Command Description Time
/kln:quick <focus> Single model review ~30s
/kln:multi <focus> 3-5 model consensus ~60s
/kln:agent <role> Specialist agent with tools ~2min
/kln:rethink Contrarian debugging ~20s
/kln:learn Capture insights from context ~10s
/kln:remember End-of-session knowledge capture ~20s
/kln:doc <title> Generate session docs ~30s
/kln:status System health check ~2s
/kln:help Command reference instant

Flags: --async (background), --models N (count), --output json|text


CLI Reference

# Setup (unified)
kln init             # Initialize: install + configure provider (NanoGPT, OpenRouter, skip)

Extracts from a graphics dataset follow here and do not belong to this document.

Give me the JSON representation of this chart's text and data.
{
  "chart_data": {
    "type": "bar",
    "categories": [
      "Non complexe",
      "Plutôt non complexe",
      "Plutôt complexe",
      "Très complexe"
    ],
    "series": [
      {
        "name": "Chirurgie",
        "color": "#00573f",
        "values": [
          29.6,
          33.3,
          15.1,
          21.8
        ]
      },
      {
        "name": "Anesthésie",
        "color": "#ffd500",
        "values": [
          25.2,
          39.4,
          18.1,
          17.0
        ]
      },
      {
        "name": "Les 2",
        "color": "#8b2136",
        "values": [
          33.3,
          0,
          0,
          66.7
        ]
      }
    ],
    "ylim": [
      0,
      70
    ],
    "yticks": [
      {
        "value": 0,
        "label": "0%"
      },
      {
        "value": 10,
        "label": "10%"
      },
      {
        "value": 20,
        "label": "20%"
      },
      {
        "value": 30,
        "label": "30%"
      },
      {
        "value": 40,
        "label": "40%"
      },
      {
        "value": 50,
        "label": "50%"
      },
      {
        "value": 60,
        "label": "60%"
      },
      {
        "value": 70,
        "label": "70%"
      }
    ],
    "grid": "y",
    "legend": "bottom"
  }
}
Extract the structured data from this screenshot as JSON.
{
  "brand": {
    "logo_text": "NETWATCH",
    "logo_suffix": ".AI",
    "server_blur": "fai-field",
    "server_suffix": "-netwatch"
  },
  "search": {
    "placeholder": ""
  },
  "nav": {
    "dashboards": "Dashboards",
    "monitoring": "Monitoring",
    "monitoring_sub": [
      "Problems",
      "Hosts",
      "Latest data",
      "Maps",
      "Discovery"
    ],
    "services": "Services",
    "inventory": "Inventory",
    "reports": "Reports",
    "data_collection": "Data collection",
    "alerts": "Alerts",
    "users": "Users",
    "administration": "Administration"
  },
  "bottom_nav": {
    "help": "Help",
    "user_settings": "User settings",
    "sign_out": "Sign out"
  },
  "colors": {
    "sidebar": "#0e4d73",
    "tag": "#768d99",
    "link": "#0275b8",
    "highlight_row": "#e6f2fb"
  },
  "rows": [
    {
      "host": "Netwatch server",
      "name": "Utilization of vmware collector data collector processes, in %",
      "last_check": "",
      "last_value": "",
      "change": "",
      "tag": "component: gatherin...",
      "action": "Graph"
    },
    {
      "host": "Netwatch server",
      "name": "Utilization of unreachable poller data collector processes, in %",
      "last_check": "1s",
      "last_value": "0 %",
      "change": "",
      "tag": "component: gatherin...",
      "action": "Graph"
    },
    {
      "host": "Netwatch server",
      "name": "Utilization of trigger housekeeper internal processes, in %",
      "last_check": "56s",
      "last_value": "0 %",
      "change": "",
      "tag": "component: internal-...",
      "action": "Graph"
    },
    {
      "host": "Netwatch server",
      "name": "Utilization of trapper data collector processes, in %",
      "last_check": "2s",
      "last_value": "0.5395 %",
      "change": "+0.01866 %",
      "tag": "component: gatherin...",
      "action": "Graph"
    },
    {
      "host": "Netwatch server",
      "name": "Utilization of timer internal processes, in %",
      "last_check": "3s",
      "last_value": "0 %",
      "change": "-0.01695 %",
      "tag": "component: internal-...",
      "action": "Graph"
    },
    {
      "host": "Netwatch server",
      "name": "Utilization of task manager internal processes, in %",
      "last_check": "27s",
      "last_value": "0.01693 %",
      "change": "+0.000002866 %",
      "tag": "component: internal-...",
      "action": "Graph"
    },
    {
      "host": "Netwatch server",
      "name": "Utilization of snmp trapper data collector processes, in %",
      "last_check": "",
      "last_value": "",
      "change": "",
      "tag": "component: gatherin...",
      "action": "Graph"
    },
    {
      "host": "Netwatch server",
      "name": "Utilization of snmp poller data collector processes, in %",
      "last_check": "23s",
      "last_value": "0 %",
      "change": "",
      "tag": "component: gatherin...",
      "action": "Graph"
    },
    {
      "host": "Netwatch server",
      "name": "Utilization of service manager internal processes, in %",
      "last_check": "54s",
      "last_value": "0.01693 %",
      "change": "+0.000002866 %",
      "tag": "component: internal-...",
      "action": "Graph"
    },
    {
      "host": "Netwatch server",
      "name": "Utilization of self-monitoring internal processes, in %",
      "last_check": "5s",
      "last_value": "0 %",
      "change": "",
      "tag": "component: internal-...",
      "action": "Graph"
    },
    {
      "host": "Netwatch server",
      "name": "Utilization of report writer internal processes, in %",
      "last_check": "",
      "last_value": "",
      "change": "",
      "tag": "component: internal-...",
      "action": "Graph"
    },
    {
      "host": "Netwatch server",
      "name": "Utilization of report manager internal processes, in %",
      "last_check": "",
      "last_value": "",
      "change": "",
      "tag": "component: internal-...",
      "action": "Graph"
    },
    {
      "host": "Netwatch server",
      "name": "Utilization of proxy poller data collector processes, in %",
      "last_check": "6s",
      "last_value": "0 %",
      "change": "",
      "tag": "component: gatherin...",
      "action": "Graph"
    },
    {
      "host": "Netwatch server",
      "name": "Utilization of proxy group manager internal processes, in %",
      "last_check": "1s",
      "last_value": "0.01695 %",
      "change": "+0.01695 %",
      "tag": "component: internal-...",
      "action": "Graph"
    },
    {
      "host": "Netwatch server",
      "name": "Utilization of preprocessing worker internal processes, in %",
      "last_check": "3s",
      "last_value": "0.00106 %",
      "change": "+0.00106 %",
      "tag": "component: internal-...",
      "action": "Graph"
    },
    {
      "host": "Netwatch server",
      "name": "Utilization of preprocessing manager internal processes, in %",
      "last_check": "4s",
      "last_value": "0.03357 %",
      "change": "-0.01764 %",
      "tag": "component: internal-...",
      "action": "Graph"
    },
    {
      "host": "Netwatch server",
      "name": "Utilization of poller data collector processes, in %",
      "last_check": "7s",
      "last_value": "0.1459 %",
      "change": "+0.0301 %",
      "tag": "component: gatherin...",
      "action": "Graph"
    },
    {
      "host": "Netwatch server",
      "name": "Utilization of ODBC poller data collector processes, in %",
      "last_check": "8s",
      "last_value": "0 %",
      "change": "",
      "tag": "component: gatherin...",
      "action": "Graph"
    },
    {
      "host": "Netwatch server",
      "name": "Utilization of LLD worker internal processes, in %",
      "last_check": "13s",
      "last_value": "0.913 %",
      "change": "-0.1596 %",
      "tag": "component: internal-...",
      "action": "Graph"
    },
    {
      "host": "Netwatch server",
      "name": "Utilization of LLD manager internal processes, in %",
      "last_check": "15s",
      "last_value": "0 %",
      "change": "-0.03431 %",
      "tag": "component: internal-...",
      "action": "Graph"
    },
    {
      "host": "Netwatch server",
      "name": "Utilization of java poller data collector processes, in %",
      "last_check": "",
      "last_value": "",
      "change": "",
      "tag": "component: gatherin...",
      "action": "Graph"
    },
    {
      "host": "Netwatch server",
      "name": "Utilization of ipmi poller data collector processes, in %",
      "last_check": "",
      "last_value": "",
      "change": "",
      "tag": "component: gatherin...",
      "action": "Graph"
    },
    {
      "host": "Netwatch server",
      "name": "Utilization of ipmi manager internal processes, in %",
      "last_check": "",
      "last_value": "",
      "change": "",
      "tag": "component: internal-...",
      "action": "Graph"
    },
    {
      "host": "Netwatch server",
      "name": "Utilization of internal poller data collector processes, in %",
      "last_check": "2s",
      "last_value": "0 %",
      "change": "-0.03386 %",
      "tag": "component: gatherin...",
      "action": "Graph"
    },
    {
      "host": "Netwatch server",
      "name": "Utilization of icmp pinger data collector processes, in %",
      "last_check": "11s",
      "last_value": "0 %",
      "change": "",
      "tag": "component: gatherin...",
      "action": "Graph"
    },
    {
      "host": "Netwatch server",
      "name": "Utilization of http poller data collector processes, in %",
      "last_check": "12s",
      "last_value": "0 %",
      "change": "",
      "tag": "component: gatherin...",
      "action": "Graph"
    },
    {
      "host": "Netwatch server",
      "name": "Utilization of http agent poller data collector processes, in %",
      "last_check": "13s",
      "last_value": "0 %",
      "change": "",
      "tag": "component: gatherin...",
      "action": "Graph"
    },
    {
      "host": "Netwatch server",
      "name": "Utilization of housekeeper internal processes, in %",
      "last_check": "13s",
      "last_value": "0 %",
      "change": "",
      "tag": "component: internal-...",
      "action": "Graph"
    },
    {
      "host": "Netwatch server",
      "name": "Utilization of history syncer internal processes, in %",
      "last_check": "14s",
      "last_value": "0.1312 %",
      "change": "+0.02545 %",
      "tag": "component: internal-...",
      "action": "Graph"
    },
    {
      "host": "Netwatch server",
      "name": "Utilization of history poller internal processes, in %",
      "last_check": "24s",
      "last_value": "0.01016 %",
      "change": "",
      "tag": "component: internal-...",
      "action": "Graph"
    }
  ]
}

# Installation & Management
kln install          # Install to ~/.claude/
kln uninstall        # Remove components
kln status           # Show component status

# Services
kln start            # Start LiteLLM proxy
kln stop             # Stop all services

# Diagnostics
kln doctor           # Check configuration
kln doctor -f        # Auto-fix issues

# Model Management (subgroup)
kln model list       # List available models
kln model list --health  # Check model health
kln model add        # Add individual model
kln model remove     # Remove model
kln model test       # Test a specific model

# Provider Management (subgroup)
kln provider list    # Show configured providers
kln provider add     # Add provider with recommended models
kln provider set-key # Update API key
kln provider remove  # Remove provider

# Review
kln multi            # Run multi-agent orchestrated review

Requirements

Requirement Version Notes
Python 3.9+ python3 --version
Claude Code 2.0+ claude --version
pipx any pipx --version
API Key - NanoGPT or OpenRouter

Recommended Providers

K-LEAN comes with curated model sets for each provider—no manual configuration needed.

NanoGPT

NanoGPT — Subscription access to top-tier models.

10 models pre-configured:

Model Provider Specialty
deepseek-r1 DeepSeek Reasoning, code review
deepseek-v3.2 DeepSeek Fast general purpose
qwen3-coder Alibaba Code-focused
glm-4.7 Zhipu Multilingual
kimi-k2 Moonshot Long context
llama-4-maverick Meta Creative
llama-4-scout Meta Analytical
mimo-v2-flash Xiaomi Fast inference
gpt-oss-120b OpenAI-OSS Large capacity
devstral-2-123b Mistral Code generation

+4 thinking models (auto-configured): deepseek-v3.2-thinking, glm-4.7-thinking, kimi-k2-thinking, deepseek-r1-thinking

OpenRouter

OpenRouter — Unified API for multiple providers.

6 models pre-configured:

Model Provider Specialty
gemini-3-flash Google Fast, multimodal
gemini-2.5-flash Google Balanced
gpt-5-mini OpenAI Efficient
gpt-5.1-codex-mini OpenAI Code-focused
qwen3-coder-plus Alibaba Enhanced coding
deepseek-v3.2-speciale DeepSeek Specialized

Recommended Add-ons

For a complete coding experience:

Tool Integration
SuperClaude Use /sc:* and /kln:* together
Serena MCP Shared memory, code understanding
Context7 MCP Documentation lookup
Tavily MCP Web search for research
Sequential Thinking MCP Step-by-step reasoning for complex problems

Telemetry: Install Phoenix to watch agent steps and reviews at localhost:6006.


Documentation

Document Description
Installation Detailed setup guide
Usage Commands, workflows, examples
Reference Complete config reference
Architecture System design

Contributing

git clone https://github.com/calinfaja/K-LEAN.git
cd k-lean
pipx install -e .
kln install --dev
kln admin test

See CONTRIBUTING.md for guidelines.


License

Apache 2.0 — See LICENSE


Get second opinions. Ship with confidence.